When we live in a closed community, we are observed by others living in it. Our reputation is built on what they believe about us or say to the other members of the community. And their beliefs are based on snippets of our behaviors that generate small signals which in turn make our trust quotient go up or down — for example, someone seeing us yelling at a kid plucking flowers might be seen negatively or helping in a community celebration might be seen positively. However, trust is not a simple mathematical equation — it depends on how much the two behaviors are valued by the members of a community. If the community believes that plucking flowers is an acceptable behavior, admonishing the kid will be inexcusable.
Trust - The first emotion
Call it reputation or personal brand, trust is hard to manage if you don’t understand how it works. Our life experiences lead us to conclude whether we largely trust others or we do not, which actually starts from the first six months of being born. It is about the first opinions we make of others. A startup must be trusted by VCs to get funded. A potential employee must trust the employer to sign up. The employer must trust the candidate’s responses to decide to employ the person. When team members stop trusting each other, the relationship becomes toxic and work suffers.
Trust leads us to believe others’ intentions when the path ahead is unclear. When we trust someone enough, we do not need to fact-check everything in real-time. When we are reassured about the competence of the other person (in a work setting), it builds a certain degree of predictability. The combination of expertise and predictability creates trust, and expertise actually becomes the defining factor. I may not trust a friend to do brain surgery (unless he or she is a brain surgeon) but may trust the person with money. Trust takes a long time to build but also takes one instance to get destroyed.
Stranger to trust strangers
In a hyperconnected world, our actions get familiarized to strangers due to our online presence through our social posts etc. One of the most amazing things that technology has done is made us comfortable in sharing our personal moments with strangers. We post our preferences in everything from food to romantic partners online. Airbnb made us trust strangers enough to open up our homes to them. These are all behaviors that have got social acceptance that would have been impossible to expect even a few years back.

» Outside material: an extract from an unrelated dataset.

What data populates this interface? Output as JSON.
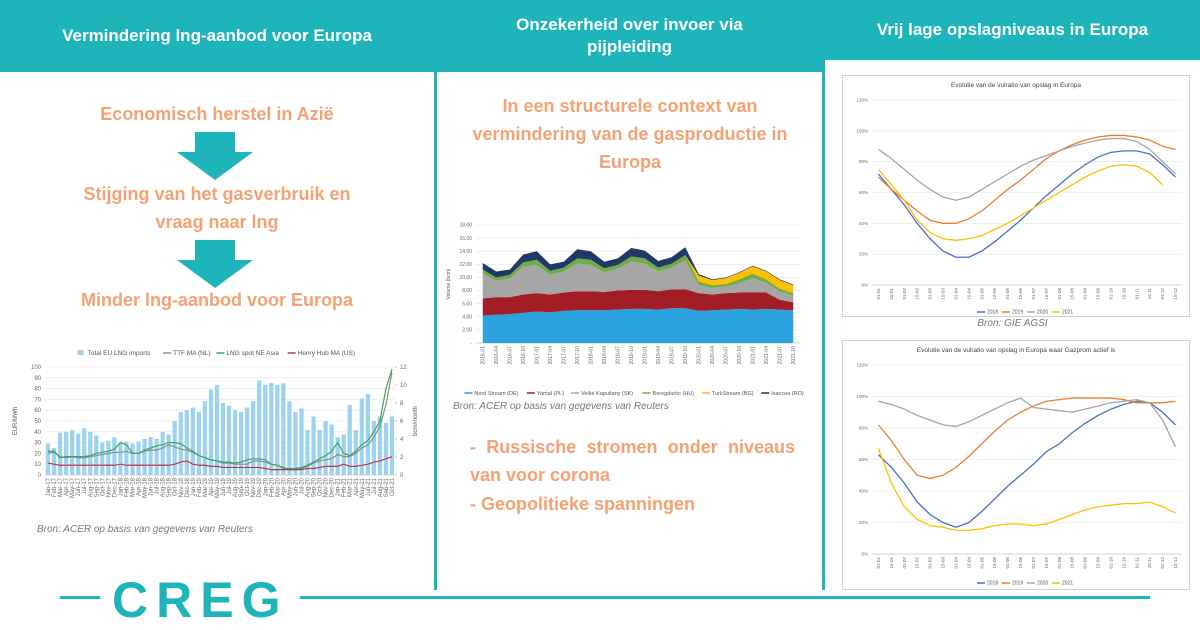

The real test of ' trust' lies in learning how a stressful situation is handled. How a person handles an unanticipated stressful scenario often reveals an aspect of the personality that makes us see a person in new light
These new behaviors that are part of our everyday life are all driven by trust. We rely on the reputation of the person we seek to engage with and look at how other strangers have rated their experiences of dealing with that person and then decide to follow. When a cab driver comes with a perfect rating we sit back, relax and even indulge in small talk. Our comfort comes in numbers when we decide to buy things from a seller on an e-commerce site based on the feedback that is visible. You can buy anything on Amazon, but can you buy good reviews? Yes, some people buy the good reviews. There are algorithms that can help you discover who is trying to fool you. There are websites that will show you how to legally buy positive endorsements on Amazon. It is clearly a cat-and-mouse game with people trying to figure out who to trust and who not to. On LinkedIn, people get endorsements to reassure future job seekers about their skills.
Why celebrities have fans not friends
The real test of ‘trust’ lies in learning how a stressful situation is handled. How a person handles an unanticipated stressful scenario often reveals an aspect of the personality that makes us see a person in new light. Trust in a brand is built not when everything is working well but when the service breaks down or the customer feels aggrieved.
When a machine is able to use predictive analytics to anticipate what a customer wants, it does not delight but comes across as creepy. Machines need data to personalize but too much of personalization can be weird. When you speak to a colleague about your favorite song and then see your music app recommending it, it can startle more than delight. When we ask someone to weigh in on a dilemma and we get an instantaneous response, we feel that the response has not been thought through. The same response given after a pause can reassure the other person that their dilemma deserves deep thought. Human beings have an instinctive way of knowing how much time a thoughtful response takes.
When people put up videos that are slickly edited to leave out flaws and pauses, they convince us that they are not being authentic. It is your flaws – not your perfect self that makes you trustworthy. Perfect human beings are admired but it is hard to be friends and trust someone you admire. Celebrities crave for genuine friends (not fans) but their success and achievements make it hard for us to trust them. You cannot be friends with a fan.
It is your flaws- not your perfect self that makes you trustworthy. Perfect human beings are admired but it is hard to be friends and trust someone you admire
The digital winners are all gathering data about us constantly. Every click, every choice, every decision tells them something that even your loved ones may not know about you. Our social media posts can often reveal our deepest biases and insecurities. Your search history could tell a stranger far more about you than you may wish to reveal. But that is not a choice we have any more. Initially we searched Google. Now Google searches us to know more and yet its business model depends on being able to retain our trust. In a hyperconnected world, trust is currency. You have to know enough about me for me to know that you can be trusted. When you know too many secrets of mine, I become vulnerable and afraid of being betrayed. The “market shaping” companies have to understand ‘trust’, else they become celebrities we admire but never trust enough to be friends with.